Взбешенная Сара выбежала, а Франц в передней сказал, как бы про себя:
— Так-то вот и бывает: повадился кувшин по воду ходить — тут ему и голову сломить! Теперь тебе, мегера, крышка!
Сара слышала это, но не сказала ни слова; как фурия, она влетела в свою комнату, в бешенстве стала кататься по полу, плакала, и если бы у нее хватило храбрости, то в эту ночь Сара все вокруг перебила бы и подожгла бы замок. Она-то хорошо знала, что случилось с барыней: приход барыни вырвал Сару из объятий Жака; она чуть не упала в обморок, заслышав резкий звонок пани, которая, по ее предположению, еще развлекалась в лесу. Жак тотчас же выскочил из комнаты, а мамзель все прибрала, переоделась в будничное платье и побежала вниз, к барыне, придумав на ходу оправдание, что ее не было дома. Но пани, белая как мел, с глазами, сверкавшими от гнева, проговорила: «Уходи и не показывайся мне на глаза: я знаю все!». Сара окончательно упала духом, и в голову ей пришла мысль: «Она слышала!». Йозеф, которого она спросила, когда приехала пани, подтвердил ее догадку и сказал с плохо скрытой насмешкой: «Когда ваш гость только что у вас расположился». Все бесило Сару, выводило из себя, а выхода не было. Единственное, что принесло ей злорадное утешение, — это поднявшаяся ночью беготня в доме и весть, что барыне плохо, у нее холера.

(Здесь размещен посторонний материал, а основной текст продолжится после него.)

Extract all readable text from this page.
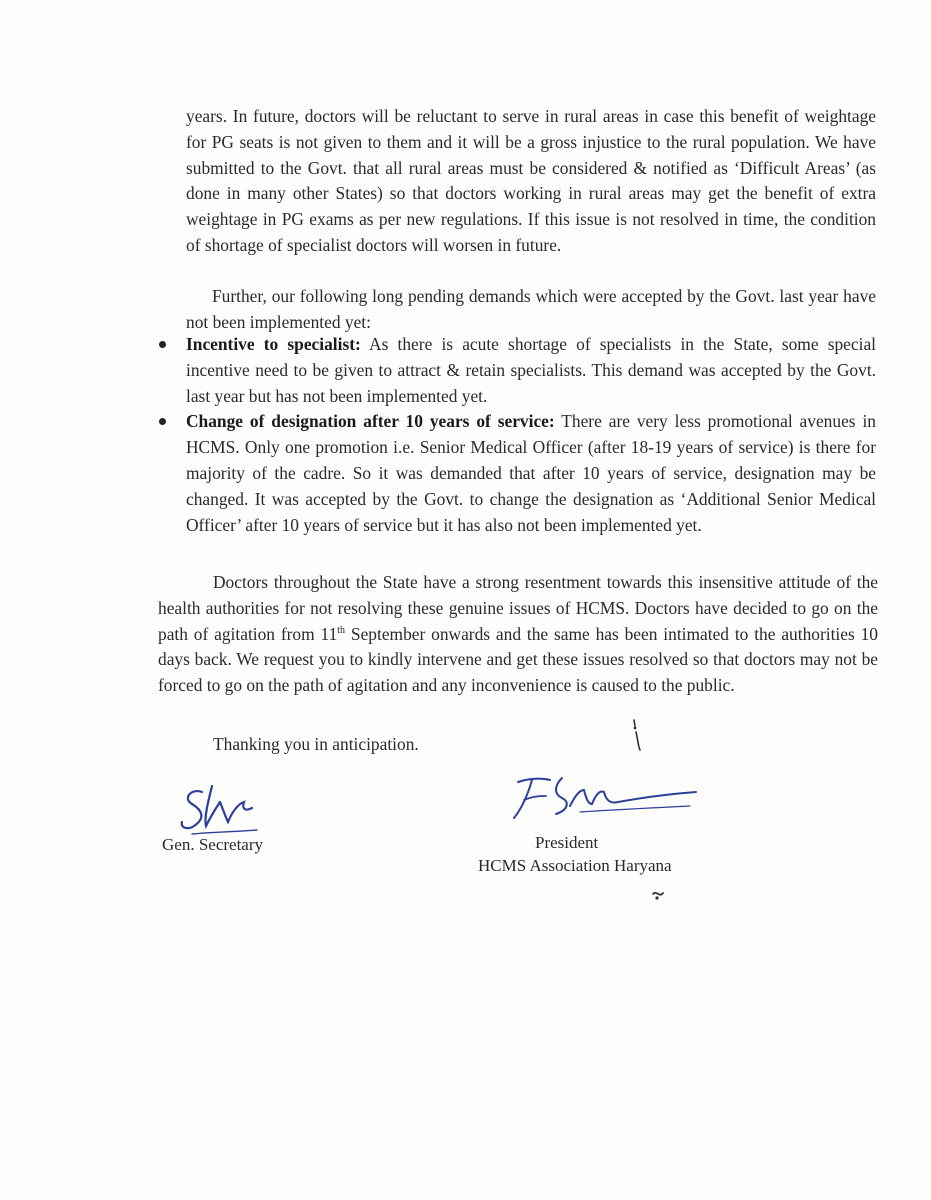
years. In future, doctors will be reluctant to serve in rural areas in case this benefit of weightage for PG seats is not given to them and it will be a gross injustice to the rural population. We have submitted to the Govt. that all rural areas must be considered & notified as ‘Difficult Areas’ (as done in many other States) so that doctors working in rural areas may get the benefit of extra weightage in PG exams as per new regulations. If this issue is not resolved in time, the condition of shortage of specialist doctors will worsen in future.

Further, our following long pending demands which were accepted by the Govt. last year have not been implemented yet:

Incentive to specialist: As there is acute shortage of specialists in the State, some special incentive need to be given to attract & retain specialists. This demand was accepted by the Govt. last year but has not been implemented yet.
Change of designation after 10 years of service: There are very less promotional avenues in HCMS. Only one promotion i.e. Senior Medical Officer (after 18-19 years of service) is there for majority of the cadre. So it was demanded that after 10 years of service, designation may be changed. It was accepted by the Govt. to change the designation as ‘Additional Senior Medical Officer’ after 10 years of service but it has also not been implemented yet.

Doctors throughout the State have a strong resentment towards this insensitive attitude of the health authorities for not resolving these genuine issues of HCMS. Doctors have decided to go on the path of agitation from 11th September onwards and the same has been intimated to the authorities 10 days back. We request you to kindly intervene and get these issues resolved so that doctors may not be forced to go on the path of agitation and any inconvenience is caused to the public.

Thanking you in anticipation.

Gen. Secretary	President
HCMS Association Haryana
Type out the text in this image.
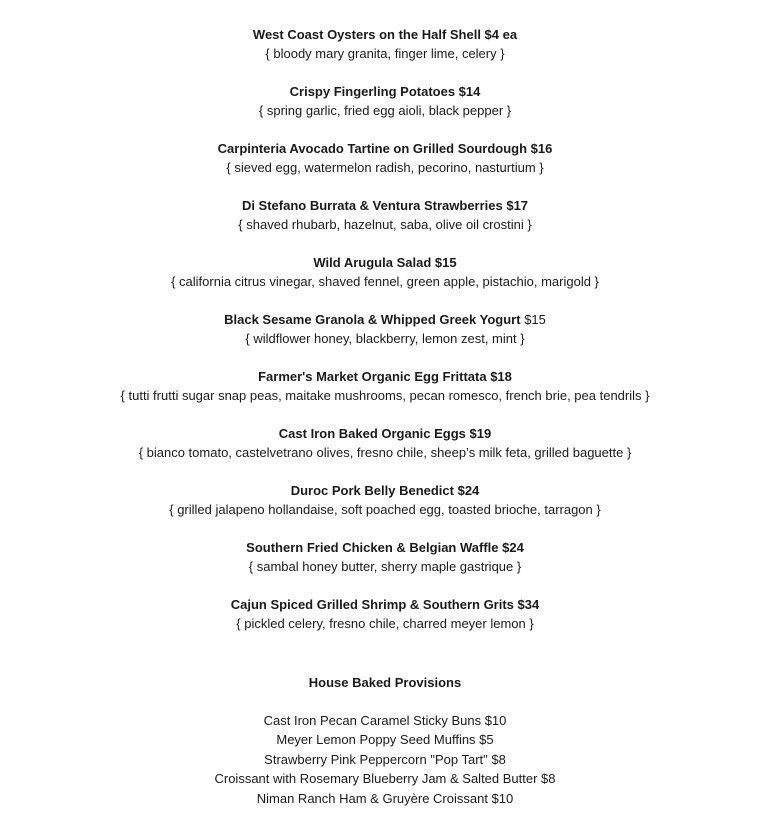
West Coast Oysters on the Half Shell $4 ea
{ bloody mary granita, finger lime, celery }
Crispy Fingerling Potatoes $14
{ spring garlic, fried egg aioli, black pepper }
Carpinteria Avocado Tartine on Grilled Sourdough $16
{ sieved egg, watermelon radish, pecorino, nasturtium }
Di Stefano Burrata & Ventura Strawberries $17
{ shaved rhubarb, hazelnut, saba, olive oil crostini }
Wild Arugula Salad $15
{ california citrus vinegar, shaved fennel, green apple, pistachio, marigold }
Black Sesame Granola & Whipped Greek Yogurt $15
{ wildflower honey, blackberry, lemon zest, mint }
Farmer's Market Organic Egg Frittata $18
{ tutti frutti sugar snap peas, maitake mushrooms, pecan romesco, french brie, pea tendrils }
Cast Iron Baked Organic Eggs $19
{ bianco tomato, castelvetrano olives, fresno chile, sheep’s milk feta, grilled baguette }
Duroc Pork Belly Benedict $24
{ grilled jalapeno hollandaise, soft poached egg, toasted brioche, tarragon }
Southern Fried Chicken & Belgian Waffle $24
{ sambal honey butter, sherry maple gastrique }
Cajun Spiced Grilled Shrimp & Southern Grits $34
{ pickled celery, fresno chile, charred meyer lemon }
House Baked Provisions
Cast Iron Pecan Caramel Sticky Buns $10
Meyer Lemon Poppy Seed Muffins $5
Strawberry Pink Peppercorn "Pop Tart" $8
Croissant with Rosemary Blueberry Jam & Salted Butter $8
Niman Ranch Ham & Gruyère Croissant $10
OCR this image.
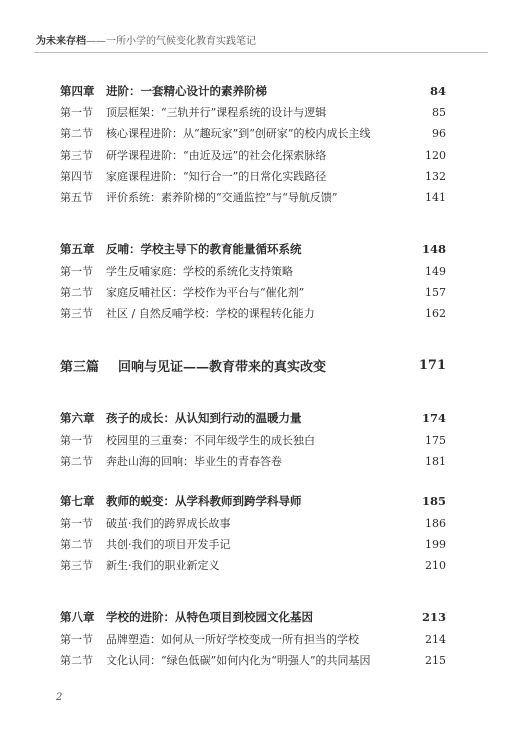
为未来存档——一所小学的气候变化教育实践笔记
第四章	进阶：一套精心设计的素养阶梯	84
第一节	顶层框架：“三轨并行”课程系统的设计与逻辑	85
第二节	核心课程进阶：从“趣玩家”到“创研家”的校内成长主线	96
第三节	研学课程进阶：“由近及远”的社会化探索脉络	120
第四节	家庭课程进阶：“知行合一”的日常化实践路径	132
第五节	评价系统：素养阶梯的“交通监控”与“导航反馈”	141
第五章	反哺：学校主导下的教育能量循环系统	148
第一节	学生反哺家庭：学校的系统化支持策略	149
第二节	家庭反哺社区：学校作为平台与“催化剂”	157
第三节	社区 / 自然反哺学校：学校的课程转化能力	162
第三篇	回响与见证——教育带来的真实改变	171
第六章	孩子的成长：从认知到行动的温暖力量	174
第一节	校园里的三重奏：不同年级学生的成长独白	175
第二节	奔赴山海的回响：毕业生的青春答卷	181
第七章	教师的蜕变：从学科教师到跨学科导师	185
第一节	破茧·我们的跨界成长故事	186
第二节	共创·我们的项目开发手记	199
第三节	新生·我们的职业新定义	210
第八章	学校的进阶：从特色项目到校园文化基因	213
第一节	品牌塑造：如何从一所好学校变成一所有担当的学校	214
第二节	文化认同：“绿色低碳”如何内化为“明强人”的共同基因	215
2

Тут Сара от радости захлопала в ладоши и принялась укладываться, заодно прибирая к рукам и то, что ей отнюдь не принадлежало. Перед отъездом она зашла проститься с Жаком; тот также укладывал вещи и был весьма разочарован крушением планов, так много ему суливших. Он ясно дал это почувствовать Саре, что расстроило ее больше всего. Услышав, однако, какую сумму она получила перед уходом, Жак стал приветливее и обещал по возвращении в Прагу разыскать ее, лишь бы она оставалась ему верна.
Холодно распростилась Сара с домом, где всем она была чужда и где, кроме пани, которой она отплатила столь черной неблагодарностью, не было никого, кто бы питал приязнь к ней.
Гости, прослышав, что барыня заболела холерой, разлетелись кто куда, словно стая клевавших горох голубей, когда грянет выстрел. Остались только два приятеля пана Скочдополе: старый майор и лесничий, не захотевшие покинуть друга в беде. Остальные один за другим уехали, ссылаясь на различные причины; впрочем, пан Скочдополе никого не удерживал.